In the early stages of my career, i was quite fortunate for two specific reasons:
Firstly, due to my inexperience, i felt the need to alter, stretch or even fabricate what knowledge i had in order to get me in the door.
Secondly, i had the luck of encountering potential employers who couldn't tell i did this or didn't care.
Either way, my early jobs, as a result of my embellishments, were often more fantastic than i probably deserved. I travelled all over, spending long spans of time going from one locale to the next. I remember one notable 20 day period had me dashing through no less than 15 different cities. It was exhausting, but for a young man my age, equally exhilirating. Over time, i learned how to find the basic comforts and needs in any town that i'd grown accustomed to having back at home. Except one thing: companionship.
Unfortunately, the kind of female company i sought wasn't outfitted by calling a local escort service. For several reasons, you just can't hire a submissive girl. This unique problem sent me on the difficult course of finding a submissive in as many of my ports of call as possible. In retrospect, as i type this now, i can see how arrogant and mostly unpragmatic this pursuit was.
In all, i had a girl i could call on in Chicago, Tampa, Philly, San Antone, Toronto, New York and Nawlins. When i knew far enough in advance that i would be visiting, i'd call up my host and arrange some time with her. Usual protocol would be for her to begin wearing a buttplug that i had given her early on in our exchange, at least a day before i arrived. I wanted to make my unique impression on her. There is something about meeting with a girl who's been plugging her ass for you for a period of hours that just builds this insane level of anticipation. She knew i had put so much thought and energy into her stationed this way, and i knew she felt the constant pressure. Most visits were rather calm, and would not have filled the shelves of the erotica section of your local bookstore, especially since i usually just wanted her to serve as company. When you are in a city all by yourself, peace comes in a familiar face. Very often, i would have her sitting near me as i drank a cocktail to unwind, her beauty and grace serving as a shield against the day's stress.

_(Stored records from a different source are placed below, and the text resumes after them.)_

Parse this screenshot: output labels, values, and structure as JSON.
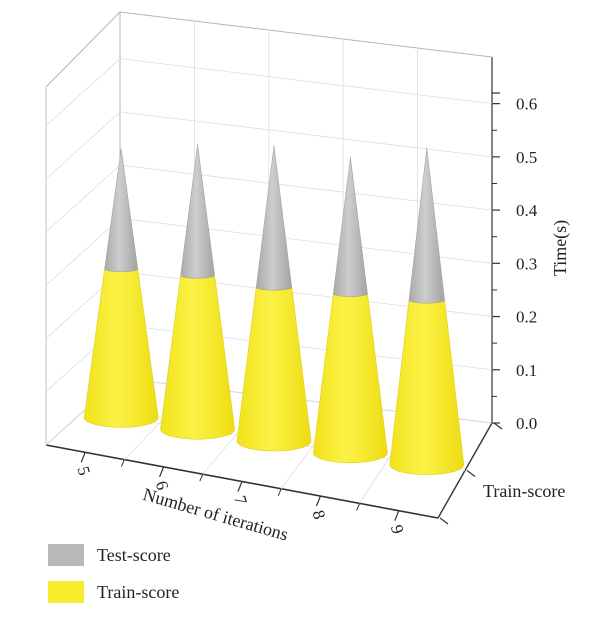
{
  "chart_data": {
    "type": "bar",
    "subtype": "3d-stacked-cone",
    "title": "",
    "categories": [
      "5",
      "6",
      "7",
      "8",
      "9"
    ],
    "series": [
      {
        "name": "Train-score",
        "values": [
          0.26,
          0.27,
          0.27,
          0.28,
          0.29
        ]
      },
      {
        "name": "Test-score",
        "values": [
          0.2,
          0.22,
          0.24,
          0.23,
          0.26
        ]
      }
    ],
    "xlabel": "Number of iterations",
    "ylabel": "Train-score",
    "zlabel": "Time(s)",
    "zlim": [
      0,
      0.6
    ],
    "z_ticks": [
      "0.0",
      "0.1",
      "0.2",
      "0.3",
      "0.4",
      "0.5",
      "0.6"
    ],
    "y_ticks": [
      "Train-score"
    ],
    "grid": true,
    "legend_position": "bottom-left",
    "colors": {
      "Train-score": "#f6ec2a",
      "Test-score": "#b9b9b9"
    }
  }
}
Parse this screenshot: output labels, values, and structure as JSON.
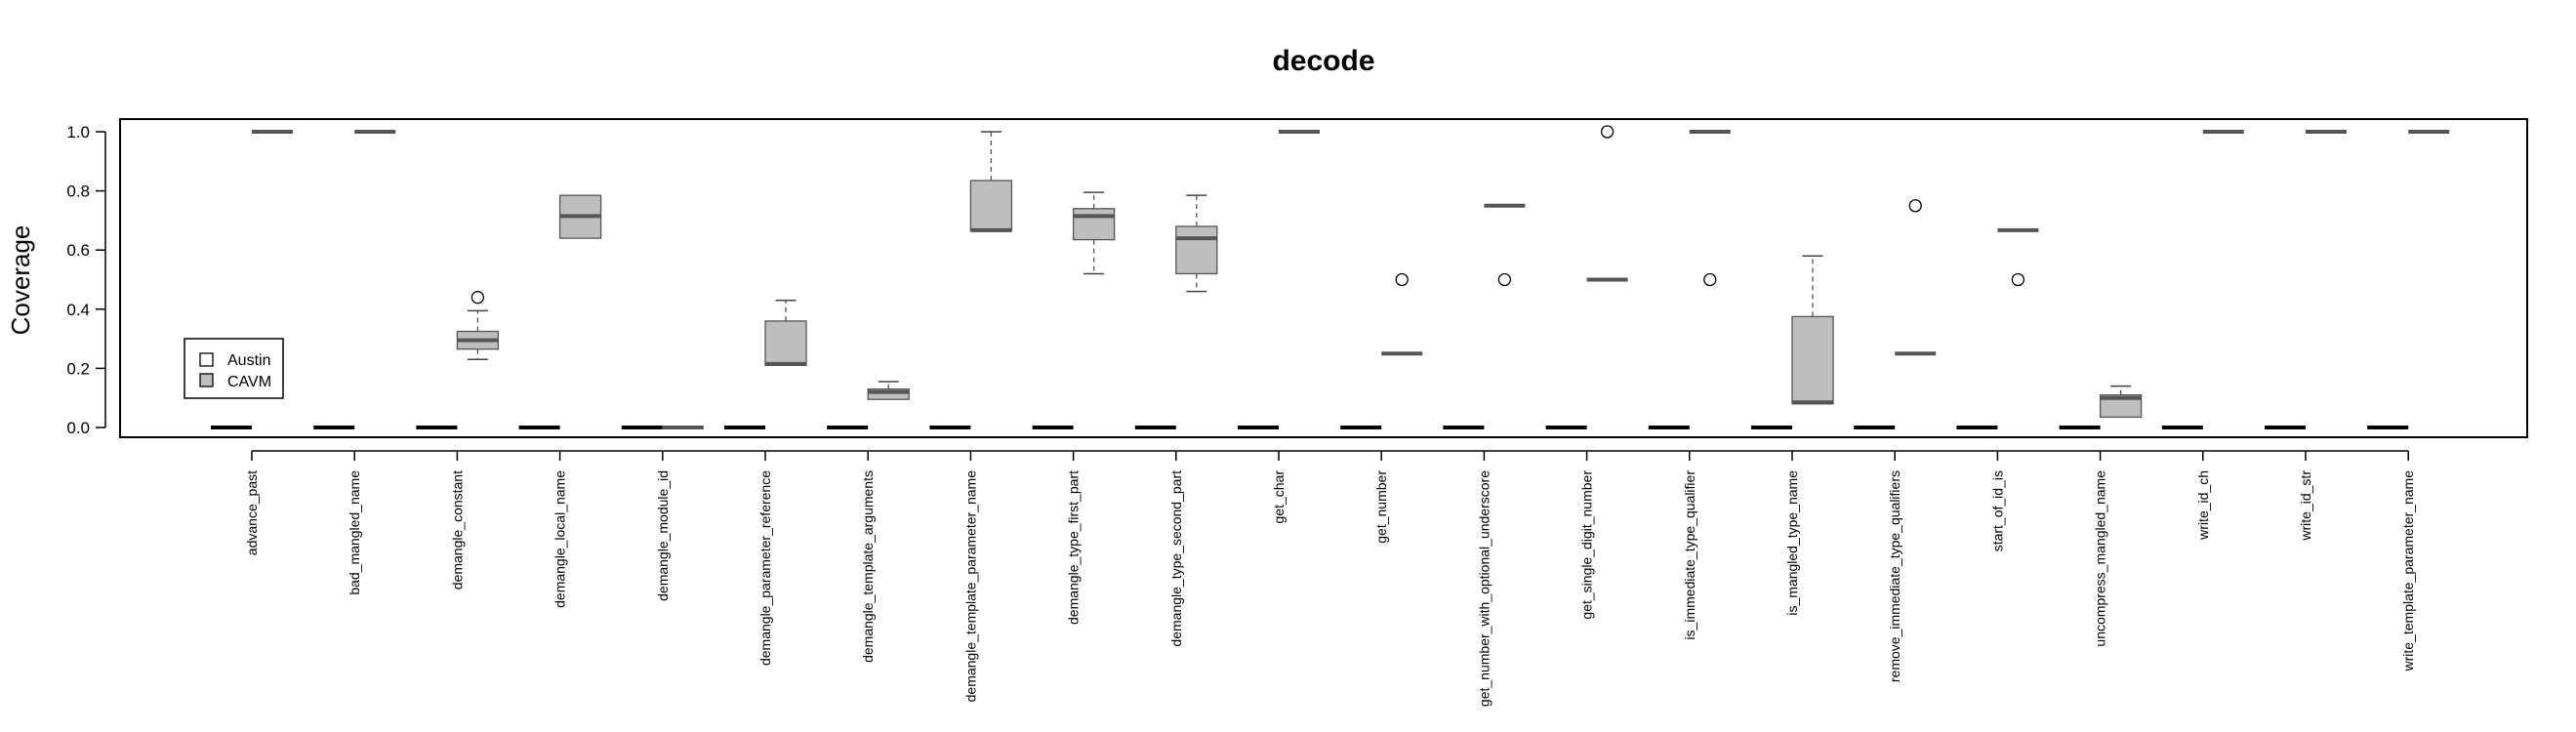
{
  "chart_data": {
    "type": "box",
    "title": "decode",
    "xlabel": "",
    "ylabel": "Coverage",
    "ylim": [
      0,
      1
    ],
    "yticks": [
      "0.0",
      "0.2",
      "0.4",
      "0.6",
      "0.8",
      "1.0"
    ],
    "grid": false,
    "legend_position": "left",
    "categories": [
      "advance_past",
      "bad_mangled_name",
      "demangle_constant",
      "demangle_local_name",
      "demangle_module_id",
      "demangle_parameter_reference",
      "demangle_template_arguments",
      "demangle_template_parameter_name",
      "demangle_type_first_part",
      "demangle_type_second_part",
      "get_char",
      "get_number",
      "get_number_with_optional_underscore",
      "get_single_digit_number",
      "is_immediate_type_qualifier",
      "is_mangled_type_name",
      "remove_immediate_type_qualifiers",
      "start_of_id_is",
      "uncompress_mangled_name",
      "write_id_ch",
      "write_id_str",
      "write_template_parameter_name"
    ],
    "series": [
      {
        "name": "Austin",
        "color": "#ffffff",
        "boxes": [
          {
            "min": 0,
            "q1": 0,
            "median": 0,
            "q3": 0,
            "max": 0,
            "outliers": []
          },
          {
            "min": 0,
            "q1": 0,
            "median": 0,
            "q3": 0,
            "max": 0,
            "outliers": []
          },
          {
            "min": 0,
            "q1": 0,
            "median": 0,
            "q3": 0,
            "max": 0,
            "outliers": []
          },
          {
            "min": 0,
            "q1": 0,
            "median": 0,
            "q3": 0,
            "max": 0,
            "outliers": []
          },
          {
            "min": 0,
            "q1": 0,
            "median": 0,
            "q3": 0,
            "max": 0,
            "outliers": []
          },
          {
            "min": 0,
            "q1": 0,
            "median": 0,
            "q3": 0,
            "max": 0,
            "outliers": []
          },
          {
            "min": 0,
            "q1": 0,
            "median": 0,
            "q3": 0,
            "max": 0,
            "outliers": []
          },
          {
            "min": 0,
            "q1": 0,
            "median": 0,
            "q3": 0,
            "max": 0,
            "outliers": []
          },
          {
            "min": 0,
            "q1": 0,
            "median": 0,
            "q3": 0,
            "max": 0,
            "outliers": []
          },
          {
            "min": 0,
            "q1": 0,
            "median": 0,
            "q3": 0,
            "max": 0,
            "outliers": []
          },
          {
            "min": 0,
            "q1": 0,
            "median": 0,
            "q3": 0,
            "max": 0,
            "outliers": []
          },
          {
            "min": 0,
            "q1": 0,
            "median": 0,
            "q3": 0,
            "max": 0,
            "outliers": []
          },
          {
            "min": 0,
            "q1": 0,
            "median": 0,
            "q3": 0,
            "max": 0,
            "outliers": []
          },
          {
            "min": 0,
            "q1": 0,
            "median": 0,
            "q3": 0,
            "max": 0,
            "outliers": []
          },
          {
            "min": 0,
            "q1": 0,
            "median": 0,
            "q3": 0,
            "max": 0,
            "outliers": []
          },
          {
            "min": 0,
            "q1": 0,
            "median": 0,
            "q3": 0,
            "max": 0,
            "outliers": []
          },
          {
            "min": 0,
            "q1": 0,
            "median": 0,
            "q3": 0,
            "max": 0,
            "outliers": []
          },
          {
            "min": 0,
            "q1": 0,
            "median": 0,
            "q3": 0,
            "max": 0,
            "outliers": []
          },
          {
            "min": 0,
            "q1": 0,
            "median": 0,
            "q3": 0,
            "max": 0,
            "outliers": []
          },
          {
            "min": 0,
            "q1": 0,
            "median": 0,
            "q3": 0,
            "max": 0,
            "outliers": []
          },
          {
            "min": 0,
            "q1": 0,
            "median": 0,
            "q3": 0,
            "max": 0,
            "outliers": []
          },
          {
            "min": 0,
            "q1": 0,
            "median": 0,
            "q3": 0,
            "max": 0,
            "outliers": []
          }
        ]
      },
      {
        "name": "CAVM",
        "color": "#bebebe",
        "boxes": [
          {
            "min": 1,
            "q1": 1,
            "median": 1,
            "q3": 1,
            "max": 1,
            "outliers": []
          },
          {
            "min": 1,
            "q1": 1,
            "median": 1,
            "q3": 1,
            "max": 1,
            "outliers": []
          },
          {
            "min": 0.23,
            "q1": 0.265,
            "median": 0.295,
            "q3": 0.325,
            "max": 0.395,
            "outliers": [
              0.44
            ]
          },
          {
            "min": 0.64,
            "q1": 0.64,
            "median": 0.715,
            "q3": 0.785,
            "max": 0.785,
            "outliers": []
          },
          {
            "min": 0,
            "q1": 0,
            "median": 0,
            "q3": 0,
            "max": 0,
            "outliers": []
          },
          {
            "min": 0.21,
            "q1": 0.21,
            "median": 0.215,
            "q3": 0.36,
            "max": 0.43,
            "outliers": []
          },
          {
            "min": 0.095,
            "q1": 0.095,
            "median": 0.12,
            "q3": 0.13,
            "max": 0.155,
            "outliers": []
          },
          {
            "min": 0.665,
            "q1": 0.665,
            "median": 0.667,
            "q3": 0.835,
            "max": 1,
            "outliers": []
          },
          {
            "min": 0.52,
            "q1": 0.635,
            "median": 0.715,
            "q3": 0.74,
            "max": 0.795,
            "outliers": []
          },
          {
            "min": 0.46,
            "q1": 0.52,
            "median": 0.64,
            "q3": 0.68,
            "max": 0.785,
            "outliers": []
          },
          {
            "min": 1,
            "q1": 1,
            "median": 1,
            "q3": 1,
            "max": 1,
            "outliers": []
          },
          {
            "min": 0.25,
            "q1": 0.25,
            "median": 0.25,
            "q3": 0.25,
            "max": 0.25,
            "outliers": [
              0.5
            ]
          },
          {
            "min": 0.75,
            "q1": 0.75,
            "median": 0.75,
            "q3": 0.75,
            "max": 0.75,
            "outliers": [
              0.5
            ]
          },
          {
            "min": 0.5,
            "q1": 0.5,
            "median": 0.5,
            "q3": 0.5,
            "max": 0.5,
            "outliers": [
              1
            ]
          },
          {
            "min": 1,
            "q1": 1,
            "median": 1,
            "q3": 1,
            "max": 1,
            "outliers": [
              0.5
            ]
          },
          {
            "min": 0.08,
            "q1": 0.08,
            "median": 0.085,
            "q3": 0.375,
            "max": 0.58,
            "outliers": []
          },
          {
            "min": 0.25,
            "q1": 0.25,
            "median": 0.25,
            "q3": 0.25,
            "max": 0.25,
            "outliers": [
              0.75
            ]
          },
          {
            "min": 0.667,
            "q1": 0.667,
            "median": 0.667,
            "q3": 0.667,
            "max": 0.667,
            "outliers": [
              0.5
            ]
          },
          {
            "min": 0.035,
            "q1": 0.035,
            "median": 0.1,
            "q3": 0.11,
            "max": 0.14,
            "outliers": []
          },
          {
            "min": 1,
            "q1": 1,
            "median": 1,
            "q3": 1,
            "max": 1,
            "outliers": []
          },
          {
            "min": 1,
            "q1": 1,
            "median": 1,
            "q3": 1,
            "max": 1,
            "outliers": []
          },
          {
            "min": 1,
            "q1": 1,
            "median": 1,
            "q3": 1,
            "max": 1,
            "outliers": []
          }
        ]
      }
    ]
  }
}
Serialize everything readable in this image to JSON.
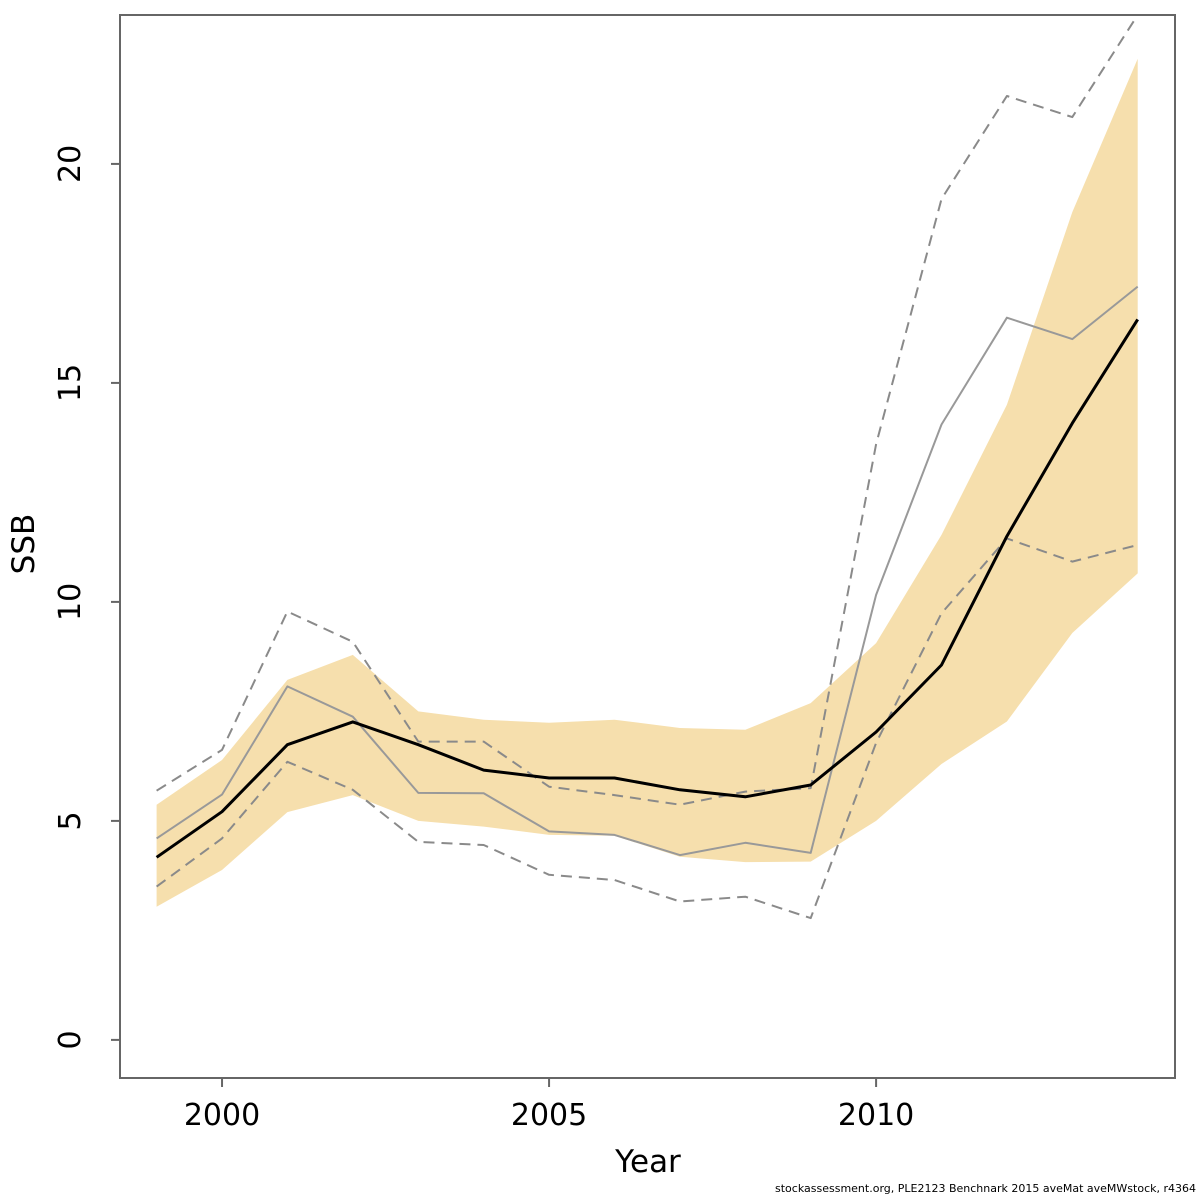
{
  "chart_data": {
    "type": "line",
    "title": "",
    "xlabel": "Year",
    "ylabel": "SSB",
    "footer": "stockassessment.org, PLE2123 Benchnark 2015 aveMat aveMWstock, r4364",
    "xlim": [
      1998.44,
      2014.57
    ],
    "ylim": [
      -0.87,
      23.4
    ],
    "grid": false,
    "legend": "none",
    "x": [
      1999,
      2000,
      2001,
      2002,
      2003,
      2004,
      2005,
      2006,
      2007,
      2008,
      2009,
      2010,
      2011,
      2012,
      2013,
      2014
    ],
    "series": [
      {
        "name": "ssb-current-estimate",
        "style": "solid-black",
        "color": "#000000",
        "values": [
          4.17,
          5.21,
          6.74,
          7.26,
          6.74,
          6.16,
          5.98,
          5.98,
          5.71,
          5.55,
          5.82,
          7.03,
          8.56,
          11.5,
          14.08,
          16.45
        ]
      },
      {
        "name": "ssb-previous-assessment",
        "style": "solid-gray",
        "color": "#999999",
        "values": [
          4.6,
          5.6,
          8.07,
          7.38,
          5.64,
          5.63,
          4.76,
          4.68,
          4.22,
          4.5,
          4.27,
          10.16,
          14.05,
          16.49,
          16.0,
          17.2
        ]
      },
      {
        "name": "ci-upper-dashed",
        "style": "dashed-gray",
        "color": "#8a8a8a",
        "values": [
          5.69,
          6.62,
          9.78,
          9.09,
          6.81,
          6.81,
          5.78,
          5.59,
          5.37,
          5.67,
          5.75,
          13.6,
          19.2,
          21.55,
          21.07,
          23.4
        ]
      },
      {
        "name": "ci-lower-dashed",
        "style": "dashed-gray",
        "color": "#8a8a8a",
        "values": [
          3.5,
          4.6,
          6.35,
          5.71,
          4.52,
          4.45,
          3.77,
          3.65,
          3.16,
          3.27,
          2.78,
          6.78,
          9.74,
          11.45,
          10.92,
          11.3
        ]
      }
    ],
    "band": {
      "name": "confidence-band",
      "color": "#f6dfad",
      "upper": [
        5.37,
        6.39,
        8.22,
        8.79,
        7.5,
        7.31,
        7.24,
        7.31,
        7.12,
        7.08,
        7.69,
        9.06,
        11.53,
        14.5,
        18.9,
        22.4
      ],
      "lower": [
        3.04,
        3.88,
        5.2,
        5.59,
        5.0,
        4.87,
        4.68,
        4.66,
        4.18,
        4.06,
        4.07,
        5.0,
        6.3,
        7.27,
        9.29,
        10.65
      ]
    },
    "x_ticks": [
      {
        "value": 2000,
        "label": "2000"
      },
      {
        "value": 2005,
        "label": "2005"
      },
      {
        "value": 2010,
        "label": "2010"
      }
    ],
    "y_ticks": [
      {
        "value": 0,
        "label": "0"
      },
      {
        "value": 5,
        "label": "5"
      },
      {
        "value": 10,
        "label": "10"
      },
      {
        "value": 15,
        "label": "15"
      },
      {
        "value": 20,
        "label": "20"
      }
    ]
  }
}
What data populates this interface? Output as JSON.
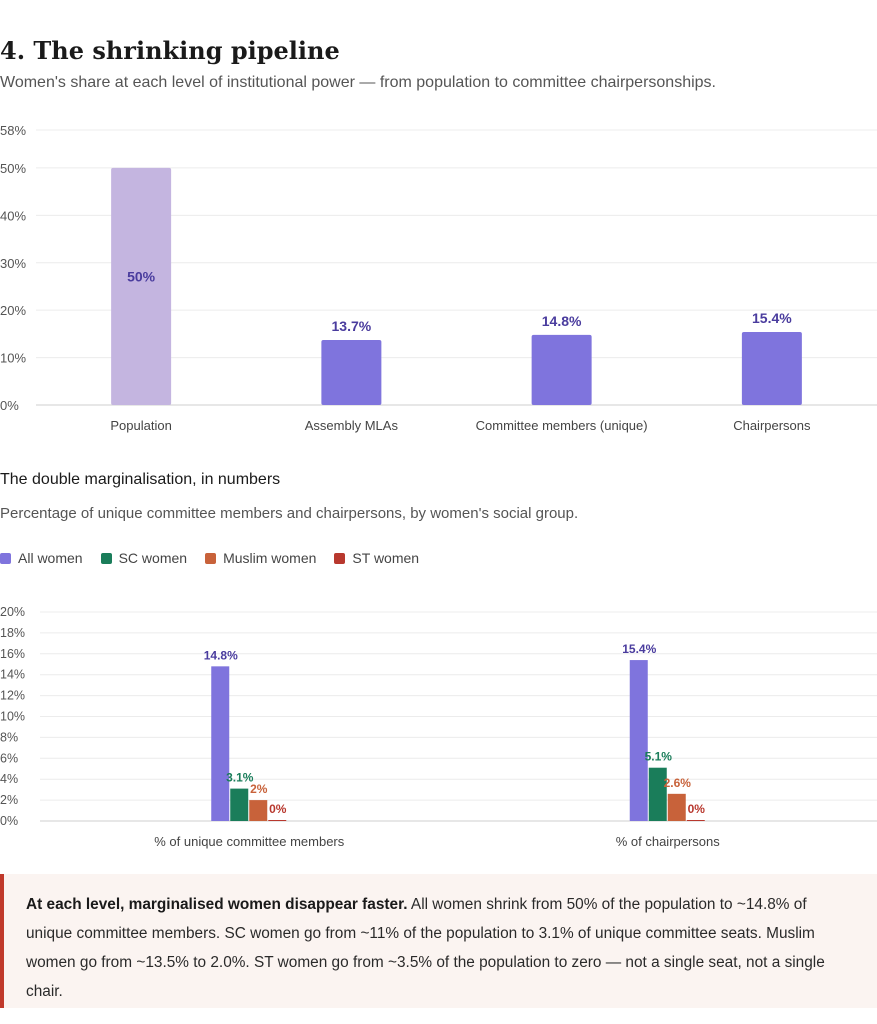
{
  "section": {
    "title": "4. The shrinking pipeline",
    "subtitle": "Women's share at each level of institutional power — from population to committee chairpersonships."
  },
  "chart_data": [
    {
      "type": "bar",
      "categories": [
        "Population",
        "Assembly MLAs",
        "Committee members (unique)",
        "Chairpersons"
      ],
      "values": [
        50,
        13.7,
        14.8,
        15.4
      ],
      "data_labels": [
        "50%",
        "13.7%",
        "14.8%",
        "15.4%"
      ],
      "yticks": [
        "0%",
        "10%",
        "20%",
        "30%",
        "40%",
        "50%",
        "58%"
      ],
      "ytick_values": [
        0,
        10,
        20,
        30,
        40,
        50,
        58
      ],
      "ylim": [
        0,
        58
      ],
      "grid": true,
      "colors": [
        "#c4b5e0",
        "#7f74dd",
        "#7f74dd",
        "#7f74dd"
      ],
      "label_colors": [
        "#4a3c9e",
        "#4a3c9e",
        "#4a3c9e",
        "#4a3c9e"
      ]
    },
    {
      "type": "bar",
      "title": "The double marginalisation, in numbers",
      "subtitle": "Percentage of unique committee members and chairpersons, by women's social group.",
      "categories": [
        "% of unique committee members",
        "% of chairpersons"
      ],
      "series": [
        {
          "name": "All women",
          "color": "#7f74dd",
          "label_color": "#4a3c9e",
          "values": [
            14.8,
            15.4
          ],
          "labels": [
            "14.8%",
            "15.4%"
          ]
        },
        {
          "name": "SC women",
          "color": "#1a7d5a",
          "label_color": "#1a7d5a",
          "values": [
            3.1,
            5.1
          ],
          "labels": [
            "3.1%",
            "5.1%"
          ]
        },
        {
          "name": "Muslim women",
          "color": "#c8623a",
          "label_color": "#c8623a",
          "values": [
            2,
            2.6
          ],
          "labels": [
            "2%",
            "2.6%"
          ]
        },
        {
          "name": "ST women",
          "color": "#b8382e",
          "label_color": "#b8382e",
          "values": [
            0,
            0
          ],
          "labels": [
            "0%",
            "0%"
          ]
        }
      ],
      "yticks": [
        "0%",
        "2%",
        "4%",
        "6%",
        "8%",
        "10%",
        "12%",
        "14%",
        "16%",
        "18%",
        "20%"
      ],
      "ytick_values": [
        0,
        2,
        4,
        6,
        8,
        10,
        12,
        14,
        16,
        18,
        20
      ],
      "ylim": [
        0,
        20
      ],
      "grid": true,
      "legend_position": "top-left"
    }
  ],
  "callout": {
    "strong": "At each level, marginalised women disappear faster.",
    "text": " All women shrink from 50% of the population to ~14.8% of unique committee members. SC women go from ~11% of the population to 3.1% of unique committee seats. Muslim women go from ~13.5% to 2.0%. ST women go from ~3.5% of the population to zero — not a single seat, not a single chair."
  }
}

My favorite girl was my Toronto hostess. We connected on so many levels, but she also served as the most mysterious. She would ask me to pick her up in the most random of spots. A busstop out on Dundas. In front of a vegetable vendor in St. Lawrence. I didn't ask. Well, until it got in the way of being served. After she stood me up once, i insisted on knowing why. What she told me i still haven't fully grasped.
I know i risk exposing myself to a kind of unwelcome attention by merely having the title i've chosen for this post. Should i speak of this subject as if it were false and it proves not to be, i've put myself in an unfortunate position.
She told me that she was a member of a society known as "The Circle". This was a collection of incredibly wealthy men who have their various representatives approach incredibly gorgeous young women proposing them the opportunity to live very comfortably in exchange for their liberty. These young, consenting women are then taken to a remote location, drilled in the rudiments of sexual service, and then traded amongst the spokes of "The Circle".
I know, preposterous. But, why did i want to believe it? I remember asking her only one question about it. Why was i able to enjoy her company if she was essentially a slave to this group? She said it was part of her ongoing training. That satisfied me. I didn't want to know more because i didn't believe her, and her company was a luxurious oasis in a desert of hostile faces that i was unwilling to do without. I also felt myself wanting to believe her. I wanted to believe that an organization such as this existed. It was incredibly arousing to think about. The powerful feasting on hand-selected and made toys.
Years later, after i'd relinquished my claim on these girls, i found myself coming back to the idea of "The Circle". I'd grown tired of my local SM scene. It was overrun by social rejects and folks who believed that kinky=freaky. I realized that the biggest problem behind these clubs and parties i would occasionally frequent was that there was no screening process. Anyone who wanted to explore could come and clog up the floorspace. I understood that not everyone raced along inside their deviant behavior at the speed i did, but i grew tired of having to share the same racing track with the beginners and finding few attractive submissives in the largely male-dominated chapters. I longed for some covert fellowship, where an intense, highly scrutinizing review took place for potential newcomers. I sent out feelers to various contacts within the lifestyle, asking them to *wink-wink* level with me. I got no nibbles. And then it hit me, "they" would not want you to look for them. They'll find you when they want to.
I've always said patience is one of my best characteristics.